If the United States had an incarceration rate closer to other stable industrialized nations, prison populations would likely be a minor detail in the reapportionment process. With nearly 1.5 million people behind bars nationwide, the aggregate effect can be significant. The Arizona Capitol Times reported that the state’s 8th legislative district houses roughly 13,600 prisoners in its borders, amounting to roughly 6 percent of its overall population. Racial disparities in the criminal-justice system also compound the distortions on American political geography. In effect, younger prisoners of color are used to boost the political weight of whiter, more conservative rural areas.
State map-drawers know well how prisons can be used to strengthen or dilute electoral power. Take Ohio’s 4th congressional district, which is currently represented by Republican Jim Jordan. It stretches in a jagged line from northwestern Columbus to Cleveland’s western suburbs. A 2017 Plain Dealer analysis noted that the district includes a small “hook-shaped area” on its easternmost boundary to include two state prisons that currently house roughly 3,000 prisoners. In practical terms, the 4th district claims those prisoners’ right to political representation without letting them decide who gets to represent them. No wonder a federal court ruled earlier this year that Ohio Republicans had drawn the state’s map, including the fourth district, to unconstitutionally entrench themselves into office.

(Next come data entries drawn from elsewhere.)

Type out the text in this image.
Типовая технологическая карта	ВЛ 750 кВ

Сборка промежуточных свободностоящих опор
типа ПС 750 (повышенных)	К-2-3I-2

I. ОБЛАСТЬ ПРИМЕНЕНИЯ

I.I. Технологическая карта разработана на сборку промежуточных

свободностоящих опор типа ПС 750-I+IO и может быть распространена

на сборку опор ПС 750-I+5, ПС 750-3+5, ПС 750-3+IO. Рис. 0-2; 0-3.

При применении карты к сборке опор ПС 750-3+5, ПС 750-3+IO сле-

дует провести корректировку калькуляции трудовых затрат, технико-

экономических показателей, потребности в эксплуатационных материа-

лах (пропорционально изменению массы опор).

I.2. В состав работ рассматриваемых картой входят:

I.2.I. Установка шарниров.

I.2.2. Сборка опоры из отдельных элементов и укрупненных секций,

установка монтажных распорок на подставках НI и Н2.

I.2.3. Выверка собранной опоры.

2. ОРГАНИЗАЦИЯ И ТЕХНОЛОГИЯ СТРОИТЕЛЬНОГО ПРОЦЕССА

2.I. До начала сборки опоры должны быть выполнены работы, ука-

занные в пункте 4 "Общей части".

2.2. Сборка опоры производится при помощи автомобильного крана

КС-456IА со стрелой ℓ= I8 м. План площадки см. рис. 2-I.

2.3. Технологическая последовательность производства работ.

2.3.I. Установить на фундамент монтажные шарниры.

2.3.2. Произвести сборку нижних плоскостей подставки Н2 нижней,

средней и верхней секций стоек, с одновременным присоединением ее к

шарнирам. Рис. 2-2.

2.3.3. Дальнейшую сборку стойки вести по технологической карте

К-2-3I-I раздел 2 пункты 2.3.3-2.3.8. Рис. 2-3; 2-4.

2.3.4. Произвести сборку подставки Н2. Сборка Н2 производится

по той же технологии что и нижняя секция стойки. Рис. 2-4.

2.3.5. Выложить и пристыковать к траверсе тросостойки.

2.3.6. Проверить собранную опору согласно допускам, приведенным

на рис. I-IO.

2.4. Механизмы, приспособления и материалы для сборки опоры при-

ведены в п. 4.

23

Six states currently ban prison gerrymandering, according to the Prison Policy Initiative, a nonprofit organization that studies criminal-justice issues. Nevada and Washington passed laws to prevent the practice this year, joining California, Delaware, Maryland, and New York. (Washington Governor Jay Inslee, who signed his state’s bill, is one of the two dozen Democrats running for president.) The NAACP sued Connecticut last year over how it tabulated prisoners when redrawing state legislative districts. A federal judge allowed the lawsuit to proceed in February. Though a dozen other states have mulled legislation to end the practice, few have advanced it.
That hesitation is striking. Democratic presidential candidates are unusually eager to discuss political reforms this cycle. Granting statehood to D.C. and Puerto Rico, abolishing the Electoral College, and packing the Supreme Court are all ideas floated by the 2020 contenders. Some have even backed letting prisoners vote, which would partially remedy the issue. But prison gerrymandering is still getting short shrift. One of the only candidates to have addressed the issue so far is Pete Buttigieg, who took aim at it in his Douglass Plan, which includes a slate of political and economic reforms for black communities.
The ideal vehicle for reform would be through federal law. Wisconsin Representative Mark Pocan added an amendment to H.R. 1, the Democrats’ democracy-reform bill, that would remedy the problem before its passage earlier this year. But that bill stands no chance of passing the Republican-controlled Senate or getting the president’s signature, placing the onus for change on the states themselves. The census count doesn’t begin until next April, and new maps won’t be drawn until 2021. That gives reformers plenty of time to end prison gerrymandering before then—but only if they can muster the will to do it.